Despite the terrible terrorist acts in France, Paris still is the most visited city in world. The city of love, art and gourmet. The Saint-Germain-l’Auxerrois district is the heart of the French capital. It spreads from the western tip of Île de la Cité to the Jardin des Tuileries, the biggest, oldest garden in Paris. Fluctuat nec mergitur. (“She is battered by the waves, but does not sink”) was the motto of the boatmen’s guild which had its headquarters here during the reign of Hugh Capet, and the phrase subsequently became the city’s own motto.
Saint-Germain-l’Auxerrois surrounds the Louvre, whose buildings house a significant portion of French history. Originally built around 1190 by Philip II, ‘Augustus’, as a fortress to contain royal treasure before the monarch left to join the Crusades, the Louvre is now devoted entirely to culture, displaying Western art from the Middle Ages to 1848, treasures of Antiquity and, since 2005, Islamic art. The Church of Saint-Germain-l’Auxerrois, after which the district is named, adjoins the Louvre and can be visited outside service times. The grounds of the Jardin des Tuileries host three major Paris museums: the Musée de l’Orangerie, devoted to Monet’s Nymphéas and the Jean Walter and Paul Guillaume collections, the Musée du Jeu de Paume, which exhibits contemporary art and photography, and the Musée des Arts Décoratifs with its significant fashion and textiles collection as well as a more recent section devoted to advertising.
Île de la Cité in the eastern part of the district also has some emblematic historical buildings such as the Conciergerie, the first royal residence in the city and later a forbidding prison under the Terror. It is a stone’s throw from Sainte-Chapelle, a masterpiece of the Gothic style with richly hued stained glass windows built by St Louis within the Palais de la Cité, now the Palais de Justice law courts.
The Saint-Germain-l’Auxerrois district is well supplied with hotels. One of the most symbolic ones, the Meurice*****, beautifully evokes the refinement of the 18th-century French art of living and is ideally located facing the Jardin des Tuileries, sheltered from the bustle of Rue de Rivoli. Other accommodation landmarks are the Saint James & Albany**** a few metres away near the Louvre and the Brighton****, the early 19th-century hotel built by Lord Egerton where the rooms offer splendid views of the Tuileries, the Louvre and the Eiffel Tower.
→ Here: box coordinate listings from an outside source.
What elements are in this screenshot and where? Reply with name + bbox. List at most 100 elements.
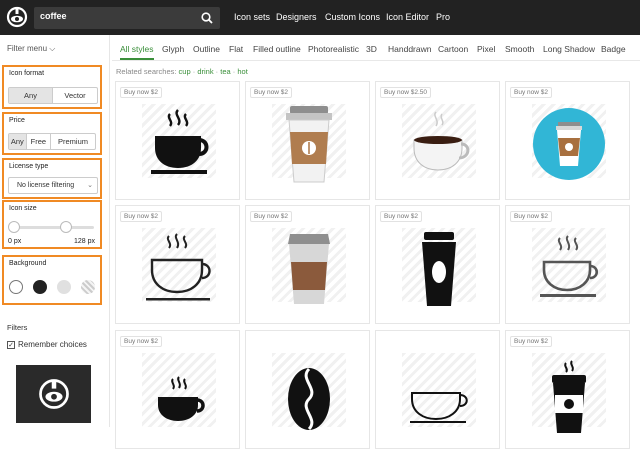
price-free-button[interactable]: Free (27, 134, 52, 149)
icon-card[interactable] (375, 330, 500, 449)
icon-size-slider-track[interactable] (10, 226, 94, 229)
icon-size-title: Icon size (9, 205, 37, 212)
license-type-title: License type (9, 163, 49, 170)
related-term-tea[interactable]: tea (220, 67, 230, 76)
search-icon[interactable] (200, 11, 214, 25)
takeaway-cup-glyph-icon (422, 232, 456, 306)
remember-label: Remember choices (18, 340, 87, 349)
takeaway-coffee-cup-flat-icon (286, 106, 332, 183)
icon-card[interactable]: Buy now $2 (505, 205, 630, 324)
paper-coffee-cup-flat-icon (288, 234, 330, 304)
chevron-down-icon: ⌄ (87, 182, 93, 189)
price-segmented-control: Any Free Premium (8, 133, 96, 150)
icon-format-any-button[interactable]: Any (9, 88, 54, 103)
tab-all-styles[interactable]: All styles (120, 44, 154, 60)
top-navigation-bar: coffee Icon sets Designers Custom Icons … (0, 0, 640, 35)
background-filter: Background (2, 255, 102, 305)
coffee-cup-outline-icon (146, 233, 211, 301)
buy-now-badge[interactable]: Buy now $2 (120, 336, 162, 347)
icon-card[interactable]: Buy now $2 (245, 81, 370, 200)
buy-now-badge[interactable]: Buy now $2 (510, 336, 552, 347)
tab-cartoon[interactable]: Cartoon (438, 44, 468, 54)
buy-now-badge[interactable]: Buy now $2 (510, 211, 552, 222)
icon-size-slider-max-handle[interactable] (60, 221, 72, 233)
background-title: Background (9, 260, 47, 267)
hot-takeaway-cup-glyph-icon (552, 360, 586, 433)
filter-menu-toggle[interactable]: Filter menu ⌵ (7, 44, 55, 54)
related-searches: Related searches: cup · drink · tea · ho… (116, 67, 248, 76)
related-term-drink[interactable]: drink (197, 67, 213, 76)
tab-badge[interactable]: Badge (601, 44, 626, 54)
background-white-swatch[interactable] (9, 280, 23, 294)
icon-size-filter: Icon size 0 px 128 px (2, 200, 102, 249)
license-type-filter: License type No license filtering ⌄ (2, 158, 102, 199)
icon-format-vector-button[interactable]: Vector (53, 88, 97, 103)
icon-card[interactable]: Buy now $2.50 (375, 81, 500, 200)
nav-icon-editor[interactable]: Icon Editor (386, 12, 429, 22)
buy-now-badge[interactable]: Buy now $2 (380, 211, 422, 222)
buy-now-badge[interactable]: Buy now $2 (250, 87, 292, 98)
filters-heading: Filters (7, 323, 28, 332)
coffee-cup-thin-outline-icon (410, 392, 468, 423)
price-title: Price (9, 117, 25, 124)
price-filter: Price Any Free Premium (2, 112, 102, 155)
tab-glyph[interactable]: Glyph (162, 44, 184, 54)
takeaway-cup-badge-icon (533, 108, 605, 180)
search-box[interactable]: coffee (34, 7, 220, 29)
icon-size-slider-min-handle[interactable] (8, 221, 20, 233)
tabs-divider (112, 60, 640, 61)
promo-banner[interactable] (16, 365, 91, 423)
background-black-swatch[interactable] (33, 280, 47, 294)
icon-card[interactable]: Buy now $2 (505, 81, 630, 200)
tab-outline[interactable]: Outline (193, 44, 220, 54)
icon-card[interactable]: Buy now $2 (115, 81, 240, 200)
filter-sidebar: Filter menu ⌵ Icon format Any Vector Pri… (0, 35, 110, 427)
icon-format-title: Icon format (9, 70, 45, 77)
icon-card[interactable]: Buy now $2 (115, 330, 240, 449)
icon-size-min-label: 0 px (8, 238, 22, 245)
tab-3d[interactable]: 3D (366, 44, 377, 54)
icon-card[interactable]: Buy now $2 (505, 330, 630, 449)
price-any-button[interactable]: Any (9, 134, 27, 149)
coffee-bean-icon (288, 367, 330, 431)
icon-format-segmented-control: Any Vector (8, 87, 98, 104)
nav-custom-icons[interactable]: Custom Icons (325, 12, 380, 22)
buy-now-badge[interactable]: Buy now $2 (510, 87, 552, 98)
related-term-cup[interactable]: cup (179, 67, 191, 76)
tab-photorealistic[interactable]: Photorealistic (308, 44, 359, 54)
buy-now-badge[interactable]: Buy now $2.50 (380, 87, 432, 98)
tab-long-shadow[interactable]: Long Shadow (543, 44, 595, 54)
filter-menu-label: Filter menu (7, 44, 48, 53)
steaming-coffee-cup-glyph-icon (151, 109, 209, 174)
tab-pixel[interactable]: Pixel (477, 44, 495, 54)
license-type-value: No license filtering (17, 182, 75, 189)
nav-icon-sets[interactable]: Icon sets (234, 12, 270, 22)
price-premium-button[interactable]: Premium (51, 134, 95, 149)
background-transparent-swatch[interactable] (81, 280, 95, 294)
icon-card[interactable]: Buy now $2 (115, 205, 240, 324)
tab-handdrawn[interactable]: Handdrawn (388, 44, 431, 54)
icon-card[interactable] (245, 330, 370, 449)
tab-smooth[interactable]: Smooth (505, 44, 534, 54)
icon-card[interactable]: Buy now $2 (245, 205, 370, 324)
search-input[interactable]: coffee (40, 11, 190, 25)
buy-now-badge[interactable]: Buy now $2 (120, 211, 162, 222)
iconfinder-logo-icon (39, 379, 69, 409)
related-label: Related searches: (116, 67, 177, 76)
remember-checkbox[interactable]: ✓ (7, 340, 15, 349)
nav-designers[interactable]: Designers (276, 12, 317, 22)
related-term-hot[interactable]: hot (237, 67, 247, 76)
icon-card[interactable]: Buy now $2 (375, 205, 500, 324)
license-type-select[interactable]: No license filtering ⌄ (8, 177, 98, 194)
background-light-gray-swatch[interactable] (57, 280, 71, 294)
remember-choices-row[interactable]: ✓ Remember choices (7, 340, 87, 349)
buy-now-badge[interactable]: Buy now $2 (120, 87, 162, 98)
tab-flat[interactable]: Flat (229, 44, 243, 54)
buy-now-badge[interactable]: Buy now $2 (250, 211, 292, 222)
tab-filled-outline[interactable]: Filled outline (253, 44, 301, 54)
chevron-down-icon: ⌵ (49, 44, 56, 53)
icon-format-filter: Icon format Any Vector (2, 65, 102, 109)
coffee-cup-small-glyph-icon (158, 376, 205, 421)
iconfinder-logo-icon[interactable] (6, 6, 28, 28)
nav-pro[interactable]: Pro (436, 12, 450, 22)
At the eastern end of the district a short walk from Île de la Cité, the Best Western Ducs de Bourgogne**** has classic decor and an excellent location between this central area and the teeming Les Halles district. For visitors wishing to remain within range of some of most beautiful monuments in Paris at lunchtime, the Café Marly provides a stylish setting to enjoy a meal sitting under the arches and looking out at the Louvre and the pyramid. The Grand Louvre has modern decor and serves sophisticated, inventive cooking. It is the perfect place to meet up after a visit to the museum or a shopping spree in the Carrousel du Louvre, open from Wednesday to Monday, with 60 shops and 12 restaurants.